As the backlash to the recently proposed alcohol ban continues to grow, the government takes a step back and eases the grip with a series of amendments, including changes that allow businesses to work on already existing licenses.
Members of the public and business circles have continued to express their anger against a government proposal to severely restrict alcohol sales amid government suggestions today that they would be willing to soften the bill.
The ban proposal, which would severely restrict the production and sale of alcohol, has irked companies and businesses owners due to the threat it poses to profits, prompting companies like Diageo, the world’s largest spirits company, to express their worries.
The Association of Tourism, Restaurant Investors and Managers (TURYİD) also released a statement on the proposal, accusing officials of “conjuring up a fear of alcoholism that does not exist.”
The statement said the move “would bring many workplaces close to shutting down, as well as lowering the standards expected by local and foreign customers alike.”
TURYİD said the estimated cost of the proposal would be fatal to the $50 billion tourism sector, cause “irreversible damage” to the country’s image abroad, “dissuade local and foreign investors, and destroy chances of growth and credibility.”
“We believe that it is necessary, and still possible, for officials to ask for contributions and opinions of the sector’s representatives before accepting – and even proposing – such a drastic change that would have an impact on the Turkey’s economically massive eating and drinking sector,” the statement read.

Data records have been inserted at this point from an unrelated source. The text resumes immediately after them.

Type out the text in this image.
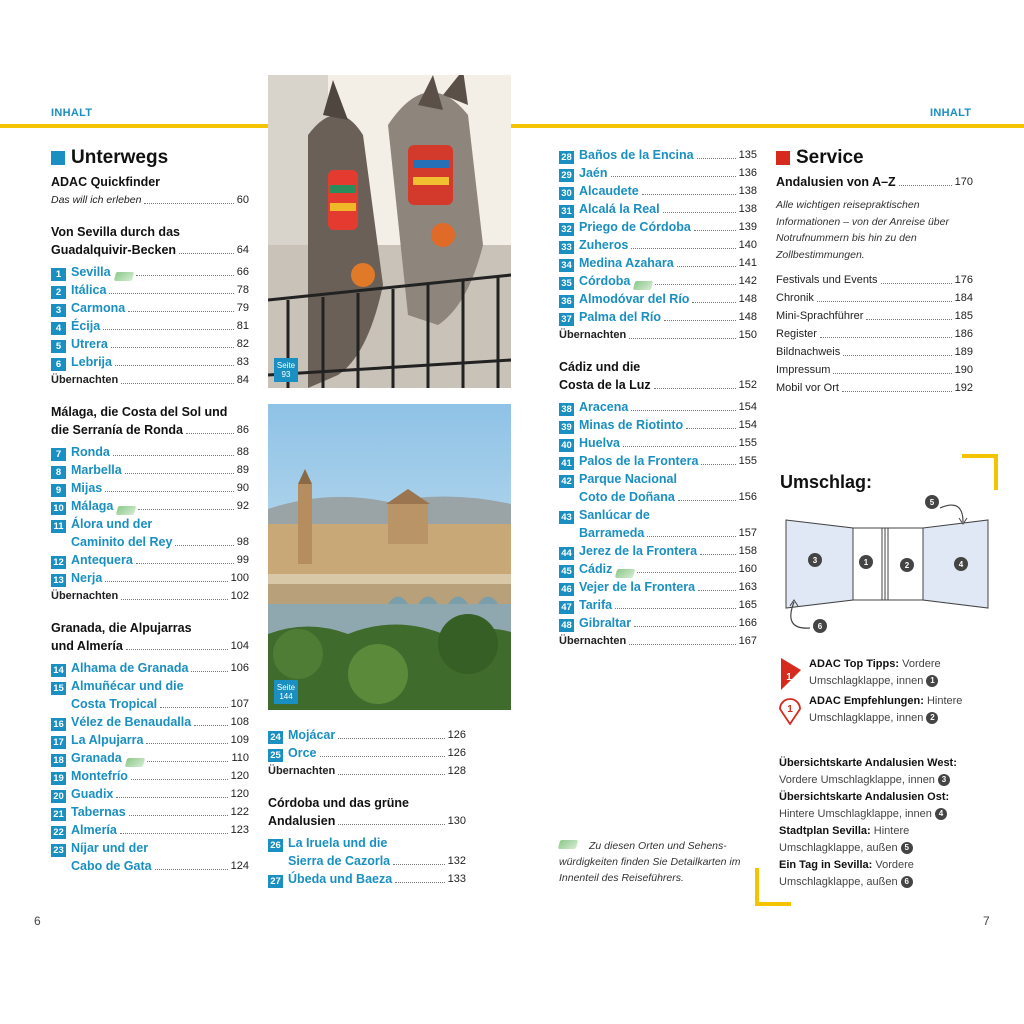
INHALT	INHALT
Unterwegs
ADAC Quickfinder
Das will ich erleben	60
Von Sevilla durch das
Guadalquivir-Becken	64
1 Sevilla	66
2 Itálica	78
3 Carmona	79
4 Écija	81
5 Utrera	82
6 Lebrija	83
Übernachten	84
Málaga, die Costa del Sol und
die Serranía de Ronda	86
7 Ronda	88
8 Marbella	89
9 Mijas	90
10 Málaga	92
11 Álora und der
Caminito del Rey	98
12 Antequera	99
13 Nerja	100
Übernachten	102
Granada, die Alpujarras
und Almería	104
14 Alhama de Granada	106
15 Almuñécar und die
Costa Tropical	107
16 Vélez de Benaudalla	108
17 La Alpujarra	109
18 Granada	110
19 Montefrío	120
20 Guadix	120
21 Tabernas	122
22 Almería	123
23 Níjar und der
Cabo de Gata	124
Seite
93
Seite
144
24 Mojácar	126
25 Orce	126
Übernachten	128
Córdoba und das grüne
Andalusien	130
26 La Iruela und die
Sierra de Cazorla	132
27 Úbeda und Baeza	133
28 Baños de la Encina	135
29 Jaén	136
30 Alcaudete	138
31 Alcalá la Real	138
32 Priego de Córdoba	139
33 Zuheros	140
34 Medina Azahara	141
35 Córdoba	142
36 Almodóvar del Río	148
37 Palma del Río	148
Übernachten	150
Cádiz und die
Costa de la Luz	152
38 Aracena	154
39 Minas de Riotinto	154
40 Huelva	155
41 Palos de la Frontera	155
42 Parque Nacional
Coto de Doñana	156
43 Sanlúcar de
Barrameda	157
44 Jerez de la Frontera	158
45 Cádiz	160
46 Vejer de la Frontera	163
47 Tarifa	165
48 Gibraltar	166
Übernachten	167
Zu diesen Orten und Sehenswürdigkeiten finden Sie Detailkarten im Innenteil des Reiseführers.
Service
Andalusien von A–Z	170
Alle wichtigen reisepraktischen Informationen – von der Anreise über Notrufnummern bis hin zu den Zollbestimmungen.
Festivals und Events	176
Chronik	184
Mini-Sprachführer	185
Register	186
Bildnachweis	189
Impressum	190
Mobil vor Ort	192
Umschlag:
3	1	2	4
5
6
1
ADAC Top Tipps: Vordere
Umschlagklappe, innen 1
1
ADAC Empfehlungen: Hintere
Umschlagklappe, innen 2
Übersichtskarte Andalusien West:
Vordere Umschlagklappe, innen 3
Übersichtskarte Andalusien Ost:
Hintere Umschlagklappe, innen 4
Stadtplan Sevilla: Hintere
Umschlagklappe, außen 5
Ein Tag in Sevilla: Vordere
Umschlagklappe, außen 6
6	7
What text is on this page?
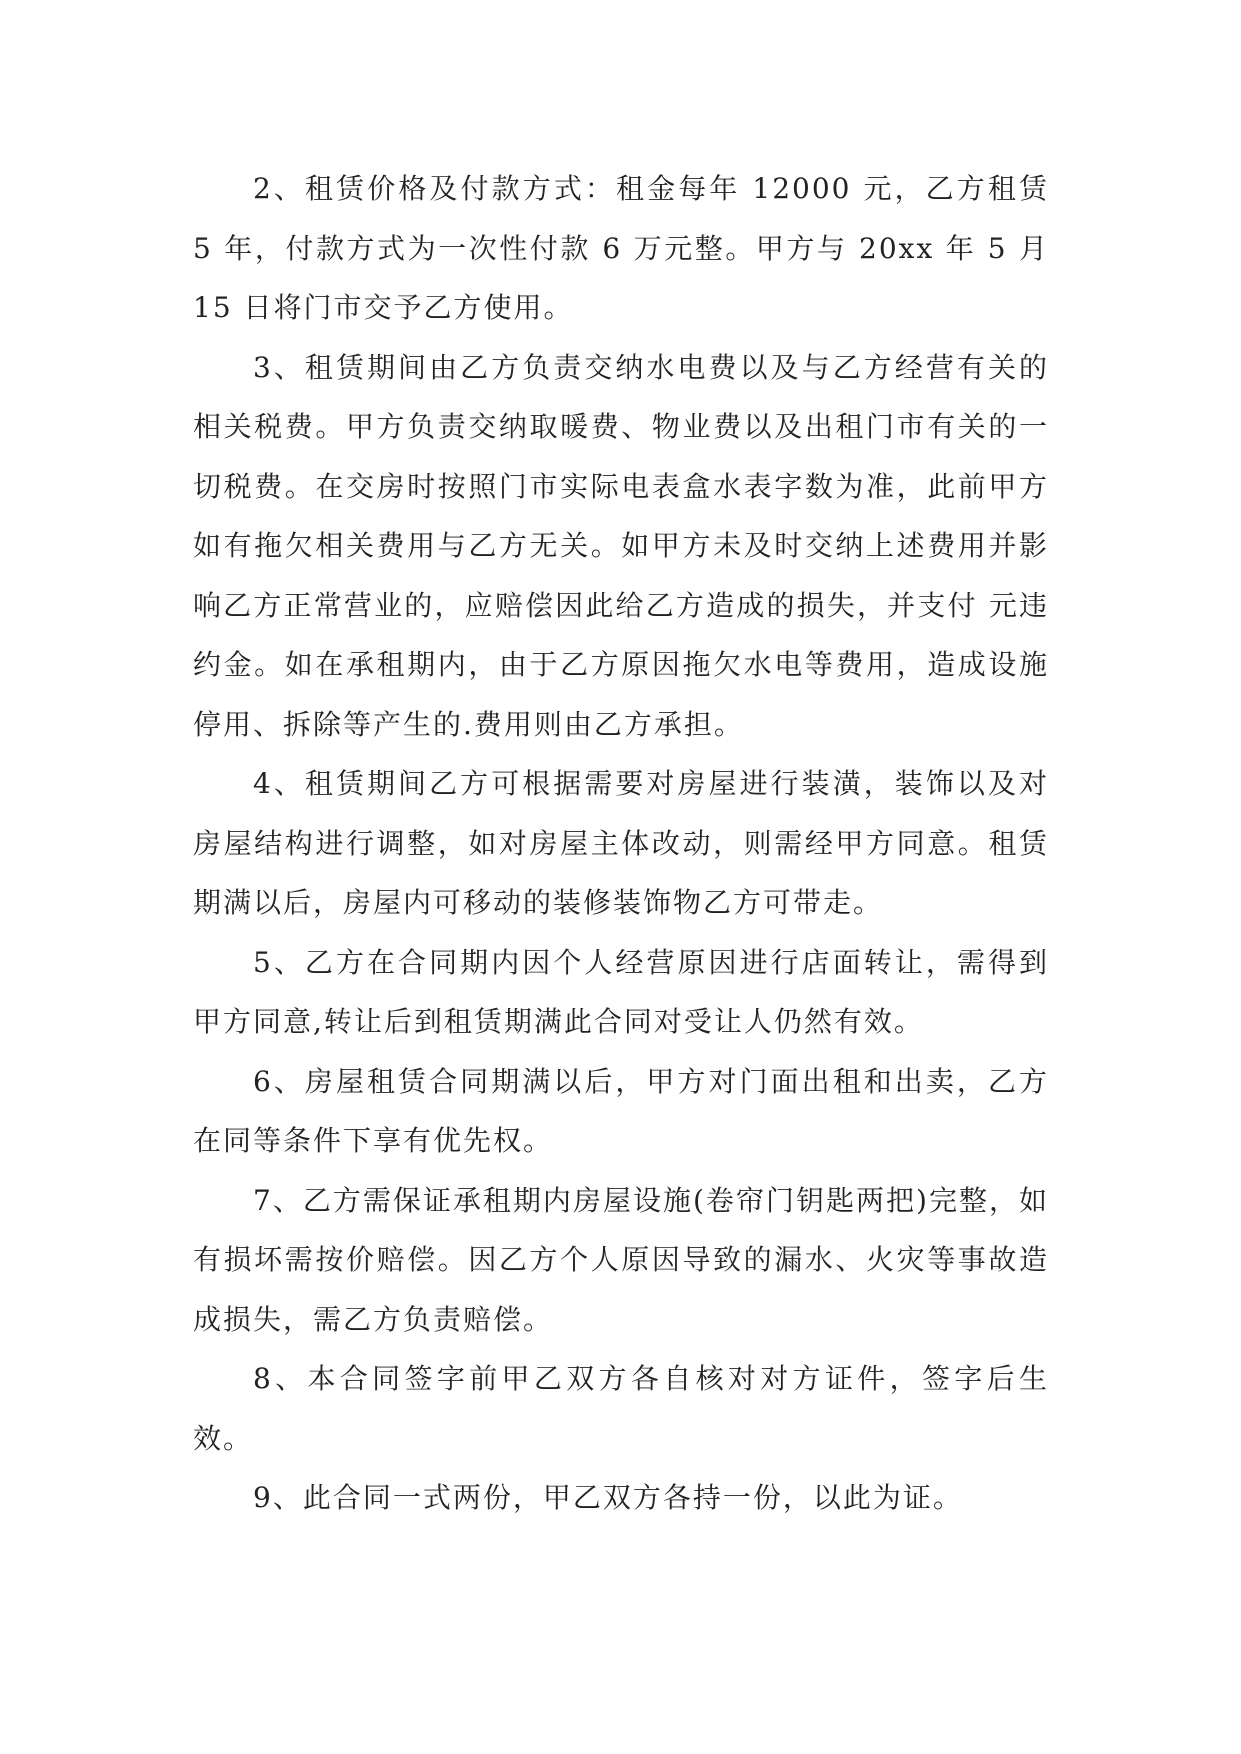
2、租赁价格及付款方式：租金每年 12000 元，乙方租赁 5 年，付款方式为一次性付款 6 万元整。甲方与 20xx 年 5 月 15 日将门市交予乙方使用。

3、租赁期间由乙方负责交纳水电费以及与乙方经营有关的相关税费。甲方负责交纳取暖费、物业费以及出租门市有关的一切税费。在交房时按照门市实际电表盒水表字数为准，此前甲方如有拖欠相关费用与乙方无关。如甲方未及时交纳上述费用并影响乙方正常营业的，应赔偿因此给乙方造成的损失，并支付 元违约金。如在承租期内，由于乙方原因拖欠水电等费用，造成设施停用、拆除等产生的.费用则由乙方承担。

4、租赁期间乙方可根据需要对房屋进行装潢，装饰以及对房屋结构进行调整，如对房屋主体改动，则需经甲方同意。租赁期满以后，房屋内可移动的装修装饰物乙方可带走。

5、乙方在合同期内因个人经营原因进行店面转让，需得到甲方同意,转让后到租赁期满此合同对受让人仍然有效。

6、房屋租赁合同期满以后，甲方对门面出租和出卖，乙方在同等条件下享有优先权。

7、乙方需保证承租期内房屋设施(卷帘门钥匙两把)完整，如有损坏需按价赔偿。因乙方个人原因导致的漏水、火灾等事故造成损失，需乙方负责赔偿。

8、本合同签字前甲乙双方各自核对对方证件，签字后生效。

9、此合同一式两份，甲乙双方各持一份，以此为证。
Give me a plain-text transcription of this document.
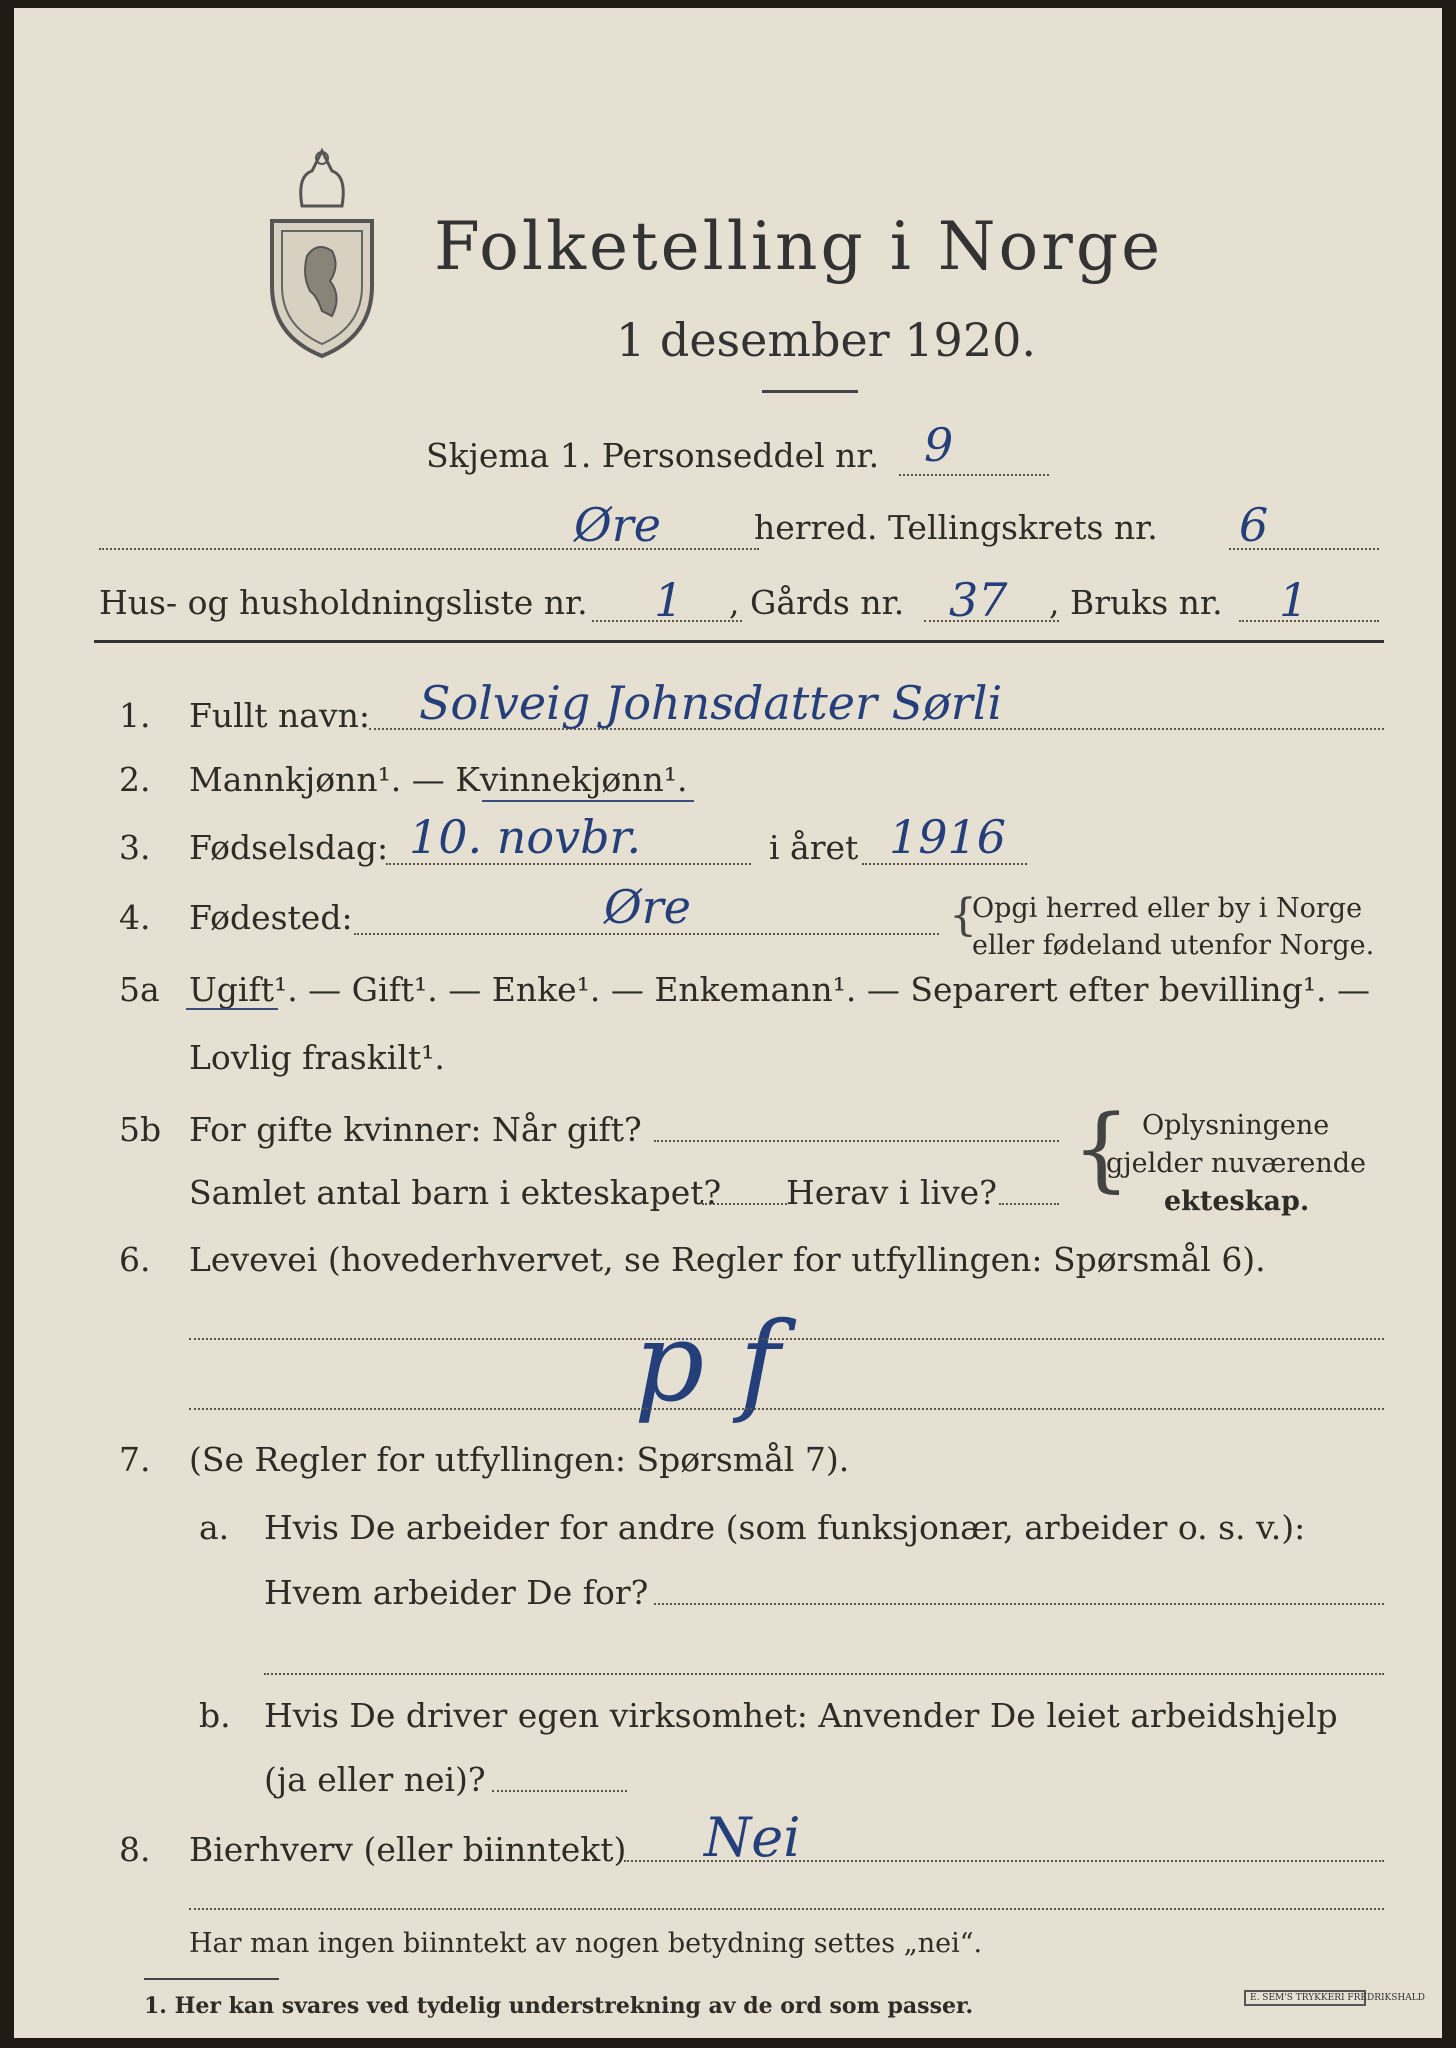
Folketelling i Norge
1 desember 1920.
Skjema 1. Personseddel nr. 9
Øre	herred. Tellingskrets nr. 6
Hus- og husholdningsliste nr. 1 , Gårds nr. 37 , Bruks nr. 1
1. Fullt navn: Solveig Johnsdatter Sørli
2. Mannkjønn¹. — Kvinnekjønn¹.
3. Fødselsdag: 10. novbr.	i året 1916
4. Fødested:	Øre	{
Opgi herred eller by i Norge
eller fødeland utenfor Norge.
5a Ugift¹. — Gift¹. — Enke¹. — Enkemann¹. — Separert efter bevilling¹. —
Lovlig fraskilt¹.
5b For gifte kvinner: Når gift?
Samlet antal barn i ekteskapet? Herav i live? { Oplysningene
gjelder nuværende
ekteskap.
6. Levevei (hovederhvervet, se Regler for utfyllingen: Spørsmål 6).
p f
7. (Se Regler for utfyllingen: Spørsmål 7).
a. Hvis De arbeider for andre (som funksjonær, arbeider o. s. v.):
Hvem arbeider De for?
b. Hvis De driver egen virksomhet: Anvender De leiet arbeidshjelp
(ja eller nei)?
8. Bierhverv (eller biinntekt) Nei
Har man ingen biinntekt av nogen betydning settes „nei“.
1. Her kan svares ved tydelig understrekning av de ord som passer.	E. SEM'S TRYKKERI FREDRIKSHALD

The initial proposal was set to make serving alcohol impossible in any of the city’s main entertainment locations, with its vague definition of “educational institution” and large number of mosques. The alterations, however, redefine “educational institutions” according to a narrower list, excluding owners who have previously gained alcohol licenses as well as certified tourism establishments.
Antalya, Bodrum, Çeşme and similar areas popular with tourists have also been exempted from the regulations, as well as Istanbul locations such as İstiklal Caddesi and Ortaköy.
The law has also been rearranged in order to temper the advertising ban of alcoholic drinks, allowing brands to participate in business fairs. The name of the production company has also been left out of the ban list, blocking only the promotion of specific alcoholic brands rather than the entire umbrella company.
Alcoholic drinks will be able to benefit sales and promotions, but will not be permitted to be given away as gifts or for free as part of campaigning, according to the changes. Companies will still be banned from selling alcohol via television, the telephone or the Internet.
The original proposal, which called for the covering of windows of locations serving alcohol in a severe attempt to block any view of the drinks from the outside, was also softened as result of the changes, allowing business owners to avoid breaking the law by rearranging their products in the shop windows.
The regulation that banned restaurants from serving alcohol in their outdoor sections has also been altered, allowing establishments that already hold licenses to continue serving as before.
The sub-commission that was responsible for altering the original proposal will continue debating until next Tuesday, when the bill will be passed on to the Planning and Budget Commission. The bill will then be sent on to the General Assembly.